Kaspersky Lab na czarną listę została wciągnięta przez FCC – Federalną Komisję Łączności, która pełni rolę rynkowego regulatora. Dokument grupuje firmy, które stanowią dla Stanów nieakceptowalne ryzyko w kontekście bezpieczeństwa wewnętrznego. Amerykanie prowadzą ją od 2019 r., jako jeden z elementów wojny handlowej między nimi a Chinami.
Dalsza część artykułu pod materiałem wideo
Czarna lista Amerykanów
Towarzystwo, do jakiego trafiła firma Kaspierskiego, jest więcej niż malownicze. Listę otwierają chińskie "telekomy dla telekomów", czyli firmy Huawei i ZTE. Na liście znajdują się także:
- Hytera Communications Corporation, firma z chińskiego Shenzen, zajmuje się monitoringiem i sprzętem do szeroko rozumianego nadzoru,
- Hangzhou Hikvision Digital Technology Company, kolejna chińska spółka zajmująca się monitoringiem przemysłowym i internetem rzeczy,
- Dahua Technology Company, kolejna chińska spółka rozwijająca monitoring,
- China Mobile International USA, operator telekomunikacyjny z siedzibą w Hong Kongu,
- China Telecom (Americas) Corp. – kolejny duży telekom z Chin.

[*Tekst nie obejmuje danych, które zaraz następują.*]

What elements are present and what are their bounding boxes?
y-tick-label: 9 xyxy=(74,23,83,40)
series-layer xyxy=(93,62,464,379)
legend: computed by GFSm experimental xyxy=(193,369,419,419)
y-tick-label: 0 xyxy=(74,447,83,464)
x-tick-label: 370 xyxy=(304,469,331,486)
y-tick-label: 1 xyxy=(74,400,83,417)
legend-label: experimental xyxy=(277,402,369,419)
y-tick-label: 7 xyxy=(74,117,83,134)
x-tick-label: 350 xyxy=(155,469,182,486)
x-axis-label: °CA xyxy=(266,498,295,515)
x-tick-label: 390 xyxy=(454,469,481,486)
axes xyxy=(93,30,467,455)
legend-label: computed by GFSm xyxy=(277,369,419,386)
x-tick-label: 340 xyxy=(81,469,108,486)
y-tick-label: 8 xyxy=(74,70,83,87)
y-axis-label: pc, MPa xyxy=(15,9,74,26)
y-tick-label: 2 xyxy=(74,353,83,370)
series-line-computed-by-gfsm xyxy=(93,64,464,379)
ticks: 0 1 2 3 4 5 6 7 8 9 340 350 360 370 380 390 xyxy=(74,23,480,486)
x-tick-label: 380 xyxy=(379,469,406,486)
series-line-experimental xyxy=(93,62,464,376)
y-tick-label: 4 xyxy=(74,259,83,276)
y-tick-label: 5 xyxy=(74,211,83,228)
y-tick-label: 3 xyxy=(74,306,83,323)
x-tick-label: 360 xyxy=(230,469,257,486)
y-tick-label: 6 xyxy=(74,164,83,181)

Wracając do początku listy, Huawei był figurą w partii szachów rozgrywanej między Donaldem Trumpem a Xi Jinpingiem. Wciągnięcie Huaweia na tę listę de facto oznaczało, że nie może korzystać z Androida, jakiego znamy, a jedynie z jego opensourcowych założeń – czyli niejako szkieletu samego systemu.
ZTE to inny gigant telekomunikacyjny, który niejednokrotnie preferował żyłowanie zysku za wszelką cenę, handlując np. z obłożonym sankcjami Iranem. Za firmą ciągną się też podejrzenia o zbyt nadmierną – jak na zachodnie oko – kolaborację z chińskimi władzami.

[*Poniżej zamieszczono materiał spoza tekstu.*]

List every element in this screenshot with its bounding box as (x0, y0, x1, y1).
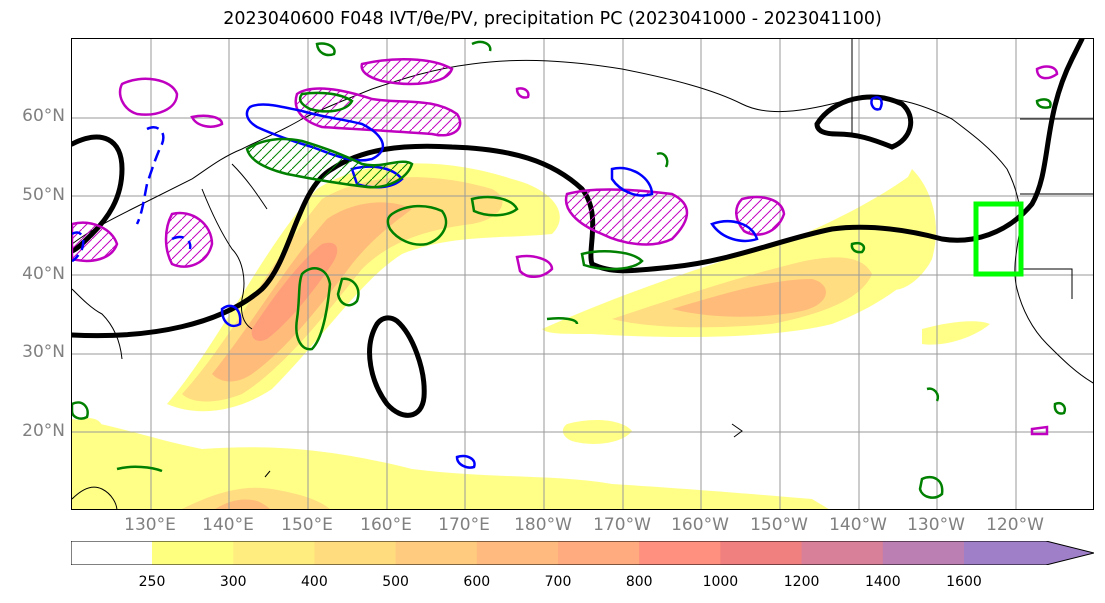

Zakaz wydawania pieniędzy z dotacji
Gdy firma trafi na taką listę, żaden działający w USA podmiot nie może kupować jej usług lub produktów, wykorzystując dotacje federalne. Wyłączając urzędników, zwykli konsumenci mogą korzystać z ich usług, choć mogą pojawić się problemy choćby ze wsparciem, gdyż obecność na liście ma długofalowe konsekwencje.
Kaspersky w oświadczeniu poinformował, że nie zgadza się z zarzutami o wykorzystywaniu swojego oprogramowania do szpiegowania na rzecz Rosji, podnosząc jednocześnie, że decyzja FCC "nie była oparta na technicznej ocenie produktów firmy", a jest jedynie odpowiedzią "na klimat związany z inwazją Rosji na Ukrainę".

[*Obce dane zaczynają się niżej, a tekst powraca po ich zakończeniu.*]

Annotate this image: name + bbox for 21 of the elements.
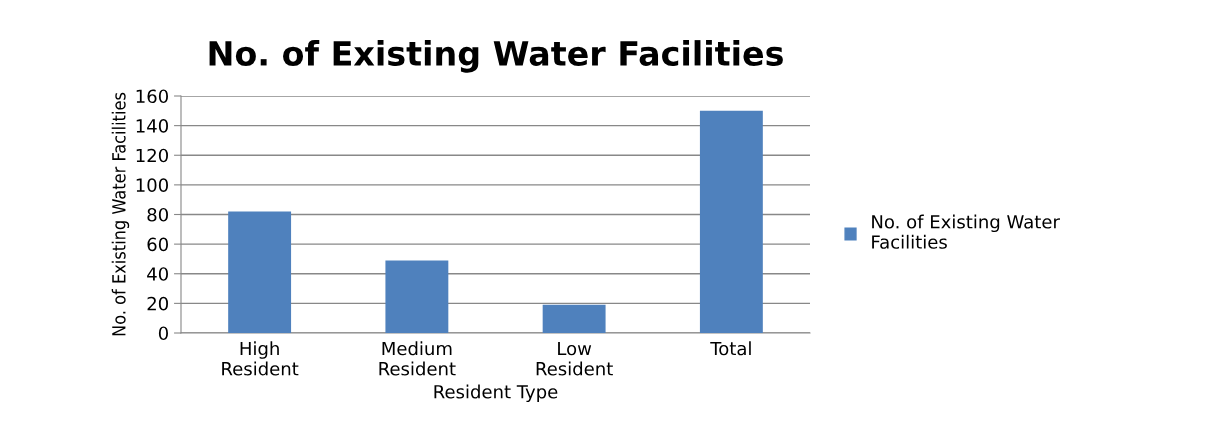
x-axis-title: Resident Type — [434, 384, 558, 403]
y-tick-label: 20 — [147, 296, 168, 311]
bar — [385, 260, 449, 333]
y-tick-label: 40 — [147, 267, 168, 281]
y-tick-label: 80 — [147, 207, 168, 222]
y-axis-title: No. of Existing Water Facilities — [111, 92, 130, 336]
x-tick-label: High Resident — [222, 341, 299, 376]
bar — [228, 211, 292, 333]
y-tick-label: 60 — [147, 237, 168, 252]
y-tick-label: 120 — [136, 148, 168, 163]
chart-title: No. of Existing Water Facilities — [209, 40, 783, 73]
y-tick-label: 0 — [158, 326, 168, 341]
y-tick-label: 100 — [136, 178, 168, 192]
bar — [542, 304, 606, 333]
x-tick-label: Low Resident — [536, 341, 613, 376]
x-tick-label: Medium Resident — [379, 341, 456, 376]
y-tick-label: 140 — [136, 119, 168, 133]
x-tick-label: Total — [710, 341, 751, 356]
legend-label: No. of Existing Water Facilities — [872, 214, 1060, 249]
y-tick-label: 160 — [136, 89, 168, 104]
bar — [699, 110, 763, 333]
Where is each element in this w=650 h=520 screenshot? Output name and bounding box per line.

Kaspersky zakończył rok fiskalny 2020 (wyniki za 2021 powinny być pod koniec kwietnia) z przychodem przekraczającym 700 mln dol. Ruch Amerykanów go zaboli, ale nim nie wstrząśnie. Największa część przychodów pochodzi z rynków rosyjskiego i europejskiego, a także Ameryki Północnej. Dotychczas firma zapewniała, że rosnące przychody z innych regionów, jak Ameryki Łacińskiej, pozwalają zasypać ubytek z regionu Ameryki Północnej.
Sam Kaspierski przywykł już do tego rodzaju oskarżeń, zwłaszcza po głośnej publikacji Bloomberga sugerującej komitywę biznesmena z rosyjskimi służbami. Kaspierski zwykł odpowiadać, że studiował kryptografię na uczelni, której fundatorami były m. in. KGB. Zarzeka się, że ze służbami nigdy nie pracował, a jedyne co mu zostało po tych czasach, to stara wojskowa kurtka, jakie wydawano wówczas studentom.